Gina Deom has nearly 10 years of experience working in higher education data and research. She currently serves as a data scientist with the Research and Analytics team, a subunit within Indiana University’s Institutional Analytics office. Gina has given several presentations at national and international conferences, including the SHEEO Higher Education Policy Conference, the NCES STATS-DC Data Conference, the Learning Analytics and Knowledge (LAK) Conference, and the AIR Forum. Gina has earned a best paper award from INAIR, AIR, and LAK.
Dr. Brent Drake is the Senior Vice President for Operations and Research at the John N. Gardner Institute for Excellence in Undergraduate Education, a non-profit that partners with higher education institutions to improve student success. Prior to joining the Garnder Institute he served for five years as the Vice Provost of Decision Support at the University of Nevada, Las Vegas, and before that he was with Purdue University for 17 years, spending the last five years of his tenure as the Chief Data Officer. Brent also is the current chair of the Board of Directors of the Association of Institutional Research. He presents and publishes on a number of topics in higher education including motivational models related to student success, retention enhancing programs, business intelligence and data analytics, enrollment and student completion predictive modeling, recruitment, enrollment trends and student success efforts.

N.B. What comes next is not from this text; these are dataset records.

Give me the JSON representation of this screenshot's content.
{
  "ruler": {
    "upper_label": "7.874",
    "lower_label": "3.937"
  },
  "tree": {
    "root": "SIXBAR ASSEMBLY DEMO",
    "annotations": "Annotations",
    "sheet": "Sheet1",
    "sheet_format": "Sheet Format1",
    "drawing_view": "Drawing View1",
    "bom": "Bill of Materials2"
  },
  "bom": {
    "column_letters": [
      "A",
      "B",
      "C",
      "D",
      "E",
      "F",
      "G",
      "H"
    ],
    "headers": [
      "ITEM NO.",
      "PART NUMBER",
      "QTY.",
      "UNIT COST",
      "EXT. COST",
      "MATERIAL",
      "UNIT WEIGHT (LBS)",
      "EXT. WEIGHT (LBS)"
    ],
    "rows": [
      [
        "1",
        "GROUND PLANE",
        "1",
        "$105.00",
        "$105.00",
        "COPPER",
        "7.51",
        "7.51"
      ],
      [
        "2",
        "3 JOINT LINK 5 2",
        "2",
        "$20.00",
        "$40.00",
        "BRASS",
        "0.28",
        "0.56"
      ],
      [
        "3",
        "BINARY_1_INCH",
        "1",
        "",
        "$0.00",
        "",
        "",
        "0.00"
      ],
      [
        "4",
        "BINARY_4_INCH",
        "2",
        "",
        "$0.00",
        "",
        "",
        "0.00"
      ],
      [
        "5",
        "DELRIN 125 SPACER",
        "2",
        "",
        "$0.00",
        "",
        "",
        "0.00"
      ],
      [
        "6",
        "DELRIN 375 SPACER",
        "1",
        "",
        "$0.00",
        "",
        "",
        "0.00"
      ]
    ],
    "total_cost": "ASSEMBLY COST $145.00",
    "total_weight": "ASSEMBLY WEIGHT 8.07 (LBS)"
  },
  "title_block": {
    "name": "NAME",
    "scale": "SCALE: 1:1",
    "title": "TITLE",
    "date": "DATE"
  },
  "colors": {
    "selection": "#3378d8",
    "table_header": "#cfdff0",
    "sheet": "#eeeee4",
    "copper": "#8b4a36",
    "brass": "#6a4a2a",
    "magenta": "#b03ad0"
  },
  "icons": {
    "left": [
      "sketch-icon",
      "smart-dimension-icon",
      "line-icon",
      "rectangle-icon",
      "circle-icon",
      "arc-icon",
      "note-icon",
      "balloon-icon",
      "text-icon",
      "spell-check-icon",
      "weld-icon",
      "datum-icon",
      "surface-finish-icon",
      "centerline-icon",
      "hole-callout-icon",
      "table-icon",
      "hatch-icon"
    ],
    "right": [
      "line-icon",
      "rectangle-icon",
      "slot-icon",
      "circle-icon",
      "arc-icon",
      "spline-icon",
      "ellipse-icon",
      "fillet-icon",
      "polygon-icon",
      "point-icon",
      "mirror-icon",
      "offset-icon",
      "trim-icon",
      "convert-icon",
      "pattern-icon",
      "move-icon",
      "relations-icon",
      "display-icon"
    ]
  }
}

Dr. Brandon Smith serves as an Associate Vice President with the Gardner Institute. He started his career as a member of the faculty at Midwestern State University and continued to Brevard College to lead their theatre program. While at Brevard, Brandon also served as associate dean for student success. He joined the Gardner Institute on a full-time basis in 2021. He continues to teach, write, direct, consult on storytelling, and conduct research in both the arts and postsecondary systems linked to student success. As a practitioner-researcher, Dr. Smith is particularly interested in utilizing improvement science tools to focus and catalyze organizational transformation. He authored a chapter in The Educational Leader's Guide to Improvement Science: Data, Design, and Cases for Reflection, published by Stylus.